Le Brésil premier fournisseur de soja à la France (...)
Du côté de la grande distribution et des grands groupes français, rares sont ceux qui cherchent à savoir si le soja brésilien qu’ils achètent provient, ou non, de la déforestation illégale. Seuls Carrefour, Danone ou le groupe laitier Bel disent commencer à y être vigilants, selon le rapport publié en mars dernier par trois organisations non gouvernementales (Mighty Earth, France nature environnement et Sherpa). (...)

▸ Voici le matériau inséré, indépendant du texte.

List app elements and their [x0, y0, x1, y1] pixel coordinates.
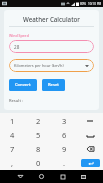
button[interactable]: Recents — [52, 170, 73, 183]
button[interactable]: 28 — [9, 40, 94, 53]
staticText: Result : — [9, 98, 24, 104]
staticText: 2 — [36, 116, 41, 126]
staticText: Kilometers per hour (km/h) — [14, 63, 64, 68]
staticText: 10:10 PM — [88, 2, 102, 6]
button[interactable]: 8 — [25, 142, 51, 156]
staticText: Reset — [48, 82, 59, 88]
button[interactable]: Space — [77, 128, 103, 142]
button[interactable]: , — [0, 156, 25, 170]
staticText: 80% — [80, 2, 87, 6]
staticText: 9 — [62, 144, 67, 154]
staticText: 6 — [62, 130, 67, 140]
button[interactable]: Reset — [42, 79, 65, 91]
staticText: 0 — [36, 158, 41, 168]
staticText: , — [11, 158, 14, 168]
button[interactable]: Minus — [77, 113, 103, 128]
staticText: Convert — [15, 82, 31, 88]
button[interactable]: 5 — [25, 128, 51, 142]
button[interactable]: 1 — [0, 113, 25, 128]
staticText: 4 — [10, 130, 15, 140]
staticText: 28 — [14, 44, 20, 50]
button[interactable]: . — [51, 156, 77, 170]
button[interactable]: Convert — [9, 79, 37, 91]
button[interactable]: 4 — [0, 128, 25, 142]
button[interactable]: 0 — [25, 156, 51, 170]
staticText: 3 — [62, 116, 67, 126]
button[interactable]: Backspace — [77, 142, 103, 156]
button[interactable]: 9 — [51, 142, 77, 156]
button[interactable]: Keyboard — [73, 170, 94, 183]
staticText: 7 — [10, 144, 15, 154]
staticText: 1 — [10, 116, 15, 126]
staticText: . — [63, 158, 66, 168]
staticText: Weather Calculator — [9, 15, 94, 23]
button[interactable]: Kilometers per hour (km/h) — [9, 59, 94, 72]
staticText: 5 — [36, 130, 41, 140]
button[interactable]: Home — [31, 170, 52, 183]
button[interactable]: 7 — [0, 142, 25, 156]
button[interactable]: Back — [10, 170, 31, 183]
button[interactable]: 2 — [25, 113, 51, 128]
staticText: Wind Speed — [9, 33, 29, 38]
staticText: 8 — [36, 144, 41, 154]
button[interactable]: 3 — [51, 113, 77, 128]
button[interactable]: Enter — [77, 156, 103, 170]
button[interactable]: 6 — [51, 128, 77, 142]
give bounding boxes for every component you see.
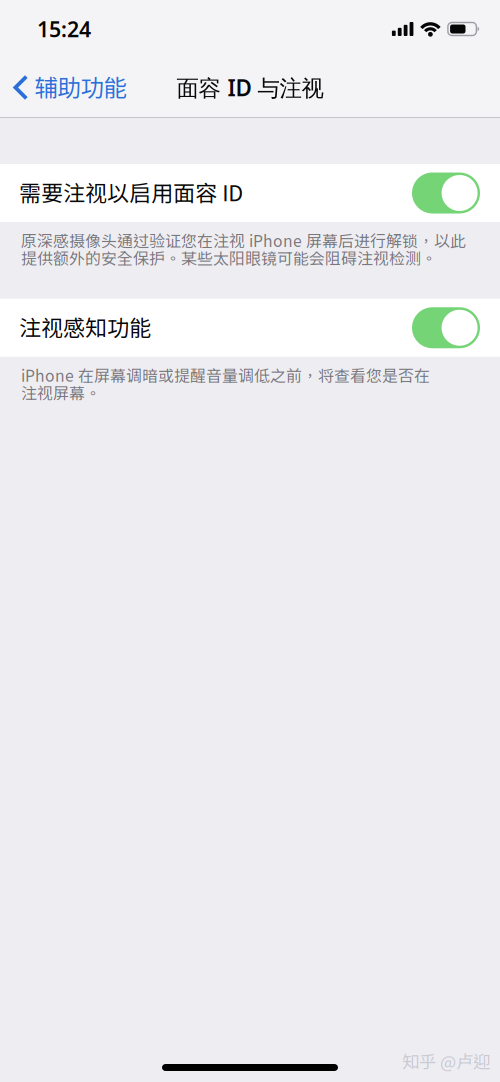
button[interactable]: 辅助功能 xyxy=(0,65,134,110)
button[interactable]: 注视感知功能 xyxy=(0,299,500,357)
staticText: iPhone 在屏幕调暗或提醒音量调低之前，将查看您是否在 xyxy=(21,366,430,385)
staticText: 原深感摄像头通过验证您在注视 iPhone 屏幕后进行解锁，以此 xyxy=(21,232,466,250)
staticText: 辅助功能 xyxy=(34,74,126,101)
button[interactable]: 需要注视以启用面容 ID xyxy=(0,164,500,222)
staticText: 面容 ID 与注视 xyxy=(176,72,324,103)
staticText: 注视屏幕。 xyxy=(21,384,101,402)
staticText: 注视感知功能 xyxy=(19,315,151,341)
staticText: 15:24 xyxy=(37,15,91,43)
staticText: 需要注视以启用面容 ID xyxy=(19,180,243,206)
staticText: 知乎 @卢迎 xyxy=(402,1052,490,1072)
staticText: 提供额外的安全保护。某些太阳眼镜可能会阻碍注视检测。 xyxy=(21,249,437,268)
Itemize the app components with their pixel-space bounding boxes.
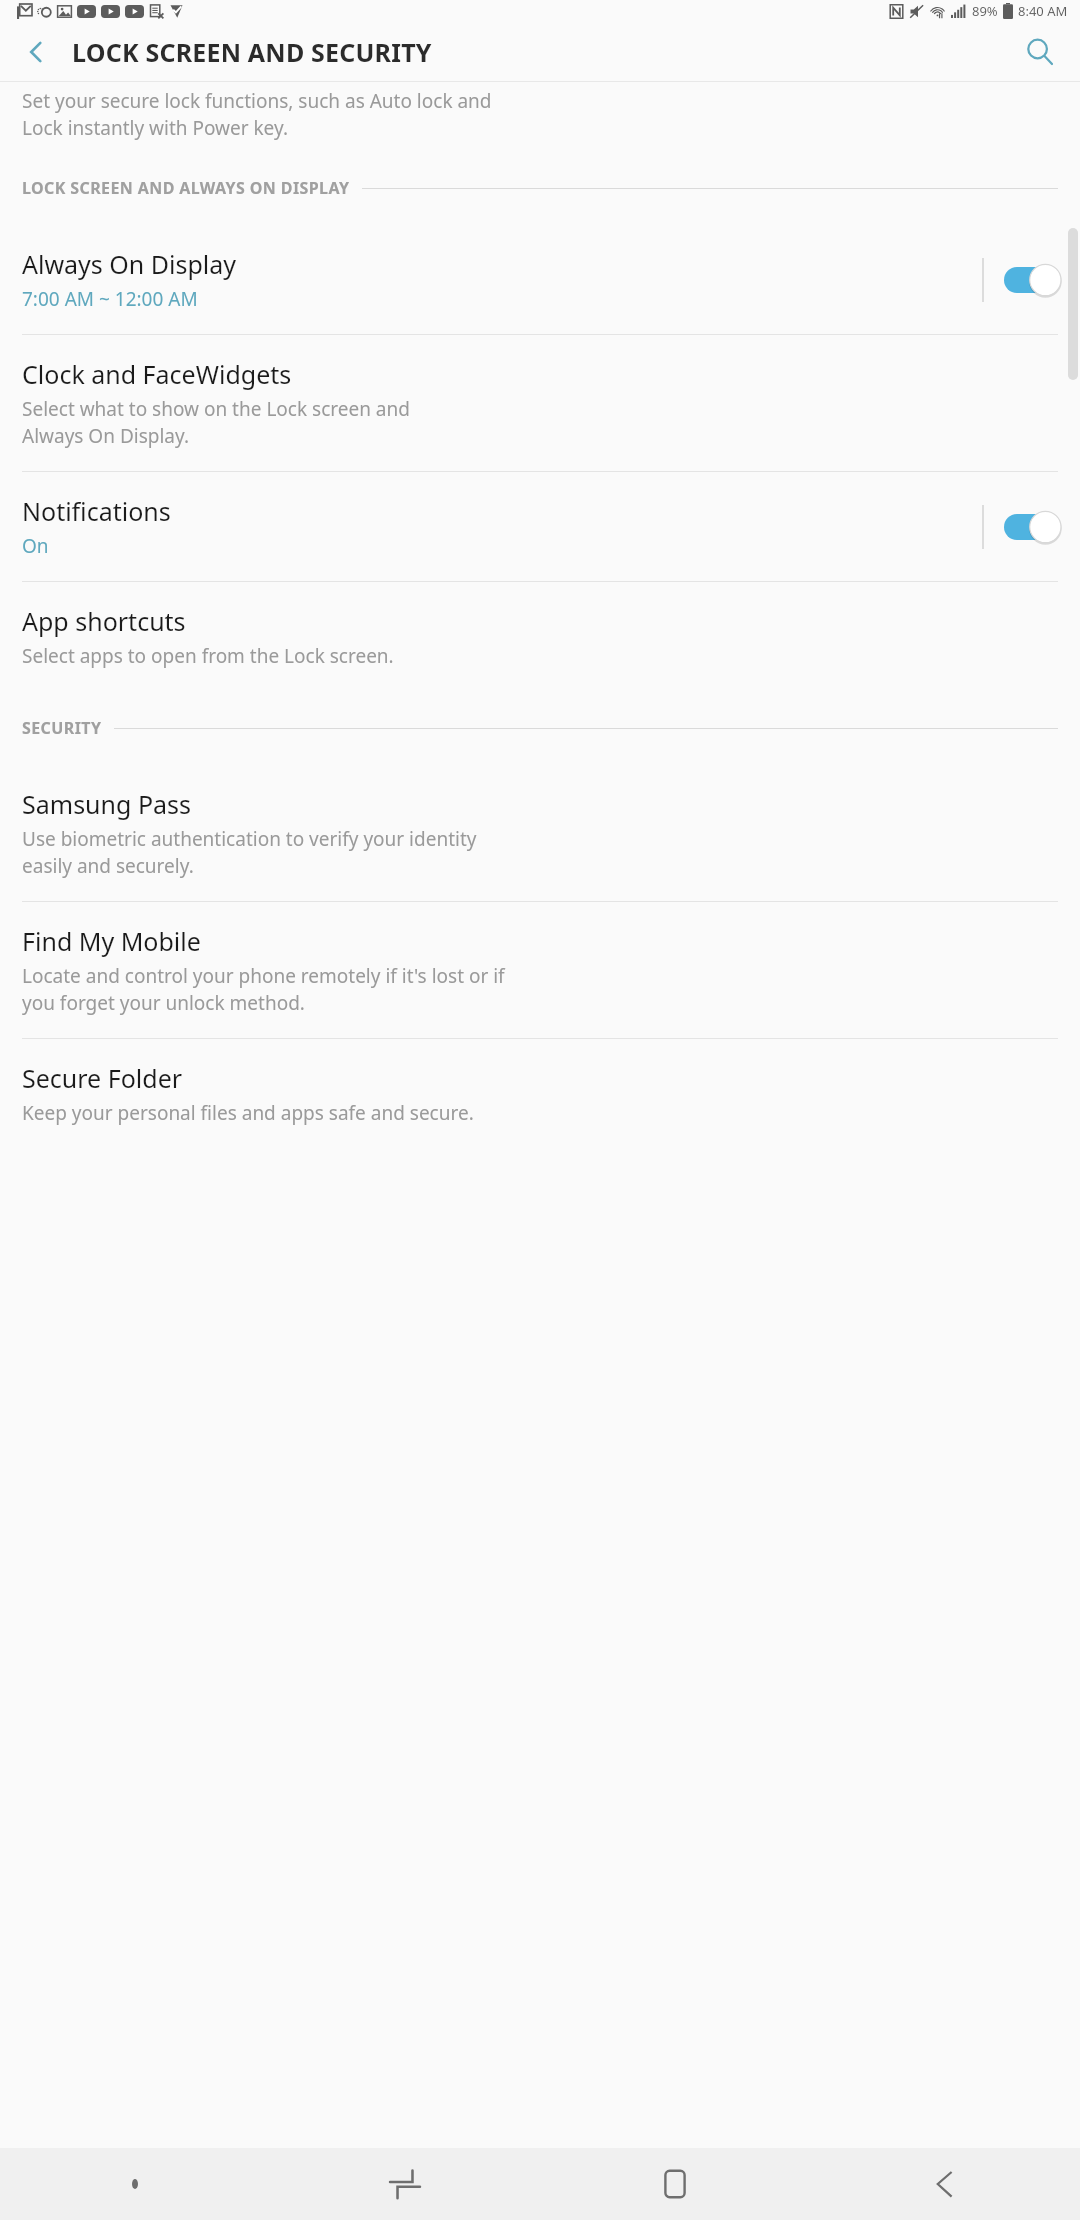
- staticText: Find My Mobile: [22, 924, 201, 958]
- staticText: Select apps to open from the Lock screen…: [22, 643, 394, 669]
- button[interactable]: Back: [10, 26, 62, 78]
- button[interactable]: Search: [1014, 26, 1066, 78]
- staticText: Samsung Pass: [22, 787, 191, 821]
- button[interactable]: Home: [540, 2148, 810, 2220]
- staticText: 89%: [972, 2, 998, 20]
- staticText: 7:00 AM ~ 12:00 AM: [22, 286, 198, 312]
- staticText: LOCK SCREEN AND SECURITY: [72, 35, 432, 69]
- staticText: Notifications: [22, 494, 171, 528]
- staticText: LOCK SCREEN AND ALWAYS ON DISPLAY: [22, 177, 350, 199]
- button[interactable]: Back: [810, 2148, 1080, 2220]
- button[interactable]: Samsung Pass: [0, 765, 1080, 901]
- button[interactable]: Toggle: [1004, 263, 1062, 297]
- staticText: Secure Folder: [22, 1061, 183, 1095]
- button[interactable]: Always On Display: [0, 225, 1080, 334]
- button[interactable]: Menu indicator: [0, 2148, 270, 2220]
- button[interactable]: Toggle: [1004, 510, 1062, 544]
- staticText: Locate and control your phone remotely i…: [22, 963, 505, 1016]
- staticText: App shortcuts: [22, 604, 186, 638]
- staticText: Clock and FaceWidgets: [22, 357, 292, 391]
- staticText: Keep your personal files and apps safe a…: [22, 1100, 474, 1126]
- staticText: Set your secure lock functions, such as …: [22, 88, 492, 141]
- button[interactable]: Notifications: [0, 472, 1080, 581]
- button[interactable]: Clock and FaceWidgets: [0, 335, 1080, 471]
- staticText: SECURITY: [22, 717, 102, 739]
- button[interactable]: Find My Mobile: [0, 902, 1080, 1038]
- staticText: Use biometric authentication to verify y…: [22, 826, 477, 879]
- staticText: Select what to show on the Lock screen a…: [22, 396, 410, 449]
- staticText: Always On Display: [22, 247, 237, 281]
- button[interactable]: App shortcuts: [0, 582, 1080, 691]
- staticText: 8:40 AM: [1018, 2, 1068, 20]
- button[interactable]: Secure Folder: [0, 1039, 1080, 1148]
- button[interactable]: Recent apps: [270, 2148, 540, 2220]
- staticText: On: [22, 533, 49, 559]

Au regard des projets du gouvernement de Bolsonaro pour industrialiser l’Amazonie, tout cela n’est sans doute que le début. Selon les documents révélés par le site OpenDemocracy, Bolsonaro et son gouvernement projettent de prolonger, via un pont géant sur le fleuve Amazone, la route BR163 bien plus au nord, cette fois dans des zone vierges de toute activité humaine, en dehors des peuples autochtones qui y habitent. Les communautés, les organisations de la société civile ou les élus qui s’opposeront à ces projets seront considérés comme des ennemis intérieurs. On comprend pourquoi, le 21 août, le président Bolsonaro, sans aucune preuve ni citer leurs noms, a accusé les « ONG » d’avoir elles-mêmes mis le feu à l’Amazonie, pour « attirer l’attention contre moi, contre le gouvernement du Brésil ».